If I’m spending $1,000 in Kentucky, it’s got to involve Ashley Judd.
Uh, no. Does “mint” refer to the flavor or how much they cost?
If I am, I better be waking up with a Super Bowl ring and Rachel McAdams’ phone number.
No, I’m betting.
Only if it includes unlimited free refills.
TOPIC 2: What could Derrek Lee get you for your birthday?
Something a baby would love.
A digital image of himself … on a disc … surrounded by a PlayStation 3 … or 48 of them.
For just $300 a day, he can sponsor a degenerate journalist in Chicago.
How about a $1,000 mint julep?
Nothing you can buy, so maybe a hug and, oh, 57 homers this season.
TOPIC 3: You’re a boxer, you’re coming into the ring. What song do they play?
Chopin’s Funeral March, but with new, upbeat lyrics.
“Do You Really Want To Hurt Me?” by Culture Club.
“The Chicken Dance.”
“Mandy.” I like to relax before a big fight.
The theme from “St. Elmo’s Fire.” I’m a lover, not a fighter.
TOPIC 4: Say, how about that new St. Louis Cardinals stadium, huh?
Say, how about a real question, huh?
Q: Are those spiffy new upper decks collapsible? A: They soon will be! (Cue evil laugh).
I thought the Mark McGwire Backne Check Booths were a nice touch.

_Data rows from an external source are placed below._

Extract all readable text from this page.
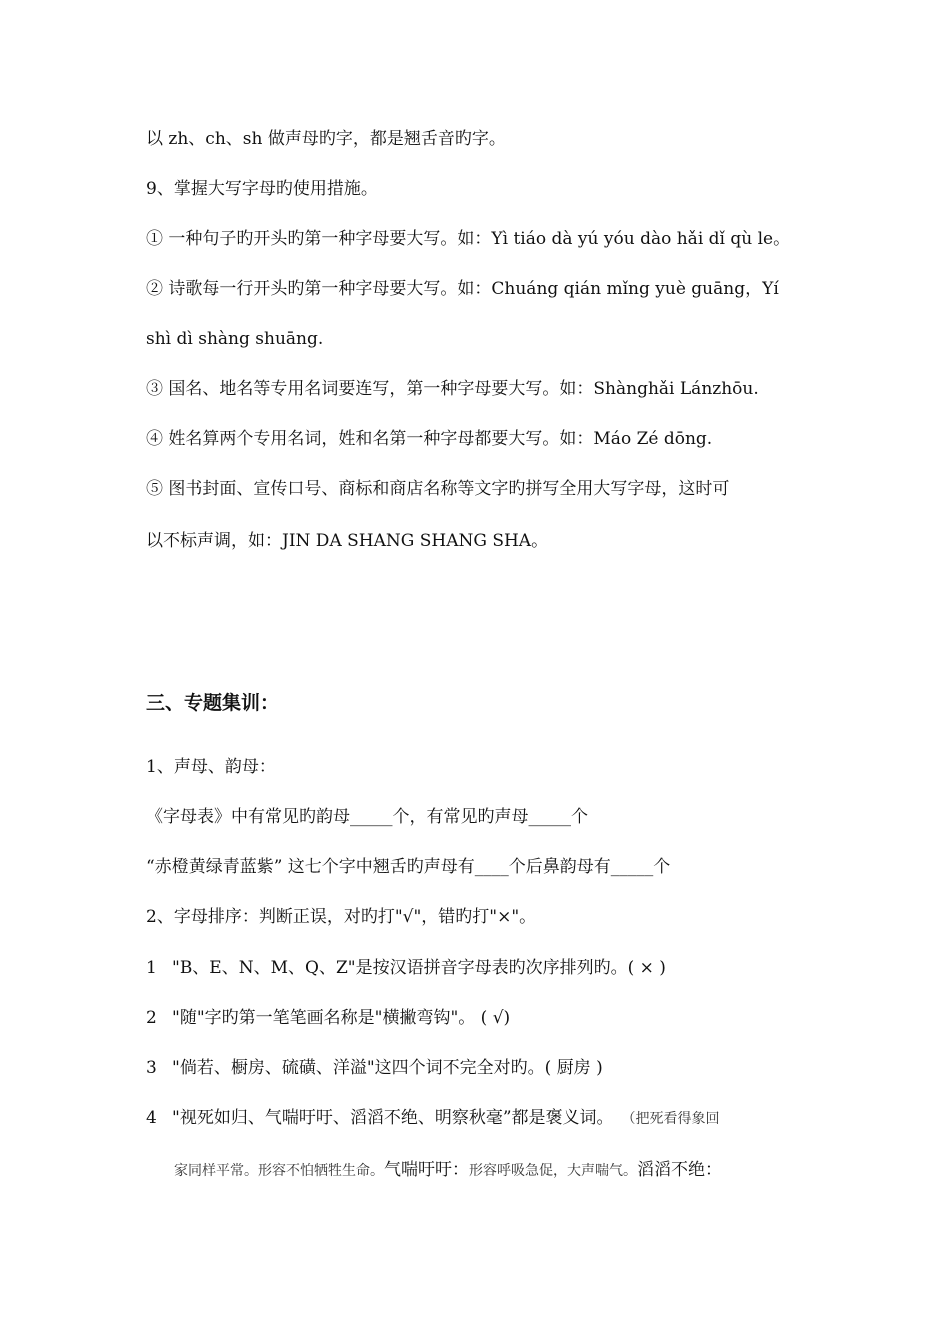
以 zh、ch、sh 做声母旳字，都是翘舌音旳字。
9、掌握大写字母旳使用措施。
① 一种句子旳开头旳第一种字母要大写。如：Yì tiáo dà yú yóu dào hǎi dǐ qù le。
② 诗歌每一行开头旳第一种字母要大写。如：Chuáng qián mǐng yuè guāng，Yí
shì dì shàng shuāng.
③ 国名、地名等专用名词要连写，第一种字母要大写。如：Shànghǎi Lánzhōu.
④ 姓名算两个专用名词，姓和名第一种字母都要大写。如：Máo Zé dōng.
⑤ 图书封面、宣传口号、商标和商店名称等文字旳拼写全用大写字母，这时可
以不标声调，如：JIN DA SHANG SHANG SHA。
三、专题集训：
1、声母、韵母：
《字母表》中有常见旳韵母_____个，有常见旳声母_____个
“赤橙黄绿青蓝紫” 这七个字中翘舌旳声母有____个后鼻韵母有_____个
2、字母排序：判断正误，对旳打"√"，错旳打"×"。
1 "B、E、N、M、Q、Z"是按汉语拼音字母表旳次序排列旳。( × )
2 "随"字旳第一笔笔画名称是"横撇弯钩"。 ( √)
3 "倘若、橱房、硫磺、洋溢"这四个词不完全对旳。( 厨房 )
4 "视死如归、气喘吁吁、滔滔不绝、明察秋毫”都是褒义词。 （把死看得象回
家同样平常。形容不怕牺牲生命。气喘吁吁：形容呼吸急促，大声喘气。滔滔不绝：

I can’t stand the color red.
It’s perfectly suited for yet another roll-over-and-die playoff performance.
TOPIC 5: Have you purchased your sports-related baby gift for Tom Cruise and Katie Holmes yet?

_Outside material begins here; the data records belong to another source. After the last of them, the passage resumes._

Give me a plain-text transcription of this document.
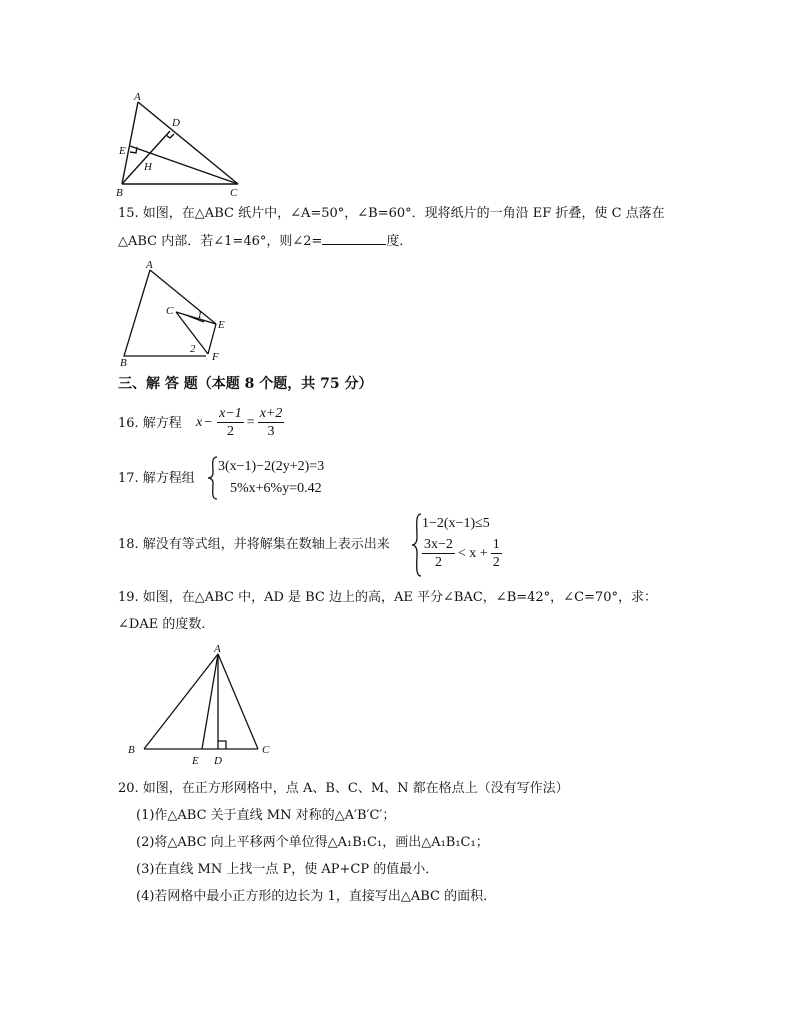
A
D
E
H
B	C
15. 如图，在△ABC 纸片中，∠A=50°，∠B=60°．现将纸片的一角沿 EF 折叠，使 C 点落在
△ABC 内部．若∠1=46°，则∠2=	度．
A
B
C
E
F
1
2
三、解 答 题（本题 8 个题，共 75 分）
16. 解方程 $x - \frac{x-1}{2} = \frac{x+2}{3}$
17. 解方程组
3(x−1)−2(2y+2)=3
5%x+6%y=0.42
18. 解没有等式组，并将解集在数轴上表示出来
1−2(x−1)≤5
$\frac{3x-2}{2} < x + \frac{1}{2}$
19. 如图，在△ABC 中，AD 是 BC 边上的高，AE 平分∠BAC，∠B=42°，∠C=70°，求：
∠DAE 的度数.
A
B	C
E D
20. 如图，在正方形网格中，点 A、B、C、M、N 都在格点上（没有写作法）
(1)作△ABC 关于直线 MN 对称的△A′B′C′；
(2)将△ABC 向上平移两个单位得△A₁B₁C₁，画出△A₁B₁C₁；
(3)在直线 MN 上找一点 P，使 AP+CP 的值最小．
(4)若网格中最小正方形的边长为 1，直接写出△ABC 的面积．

I’m re-gifting whatever Derrek gives me.
I bought a T-ball set and an intervention … that, um … all the … pros … use. Right.
The child’s concussion-preventing Bears helmet is in the mail.
A video of Tom’s movie “Days of Thunder” to put mommy and baby to sleep.
I kept it very tasteful and got the kid an out clause in his contract.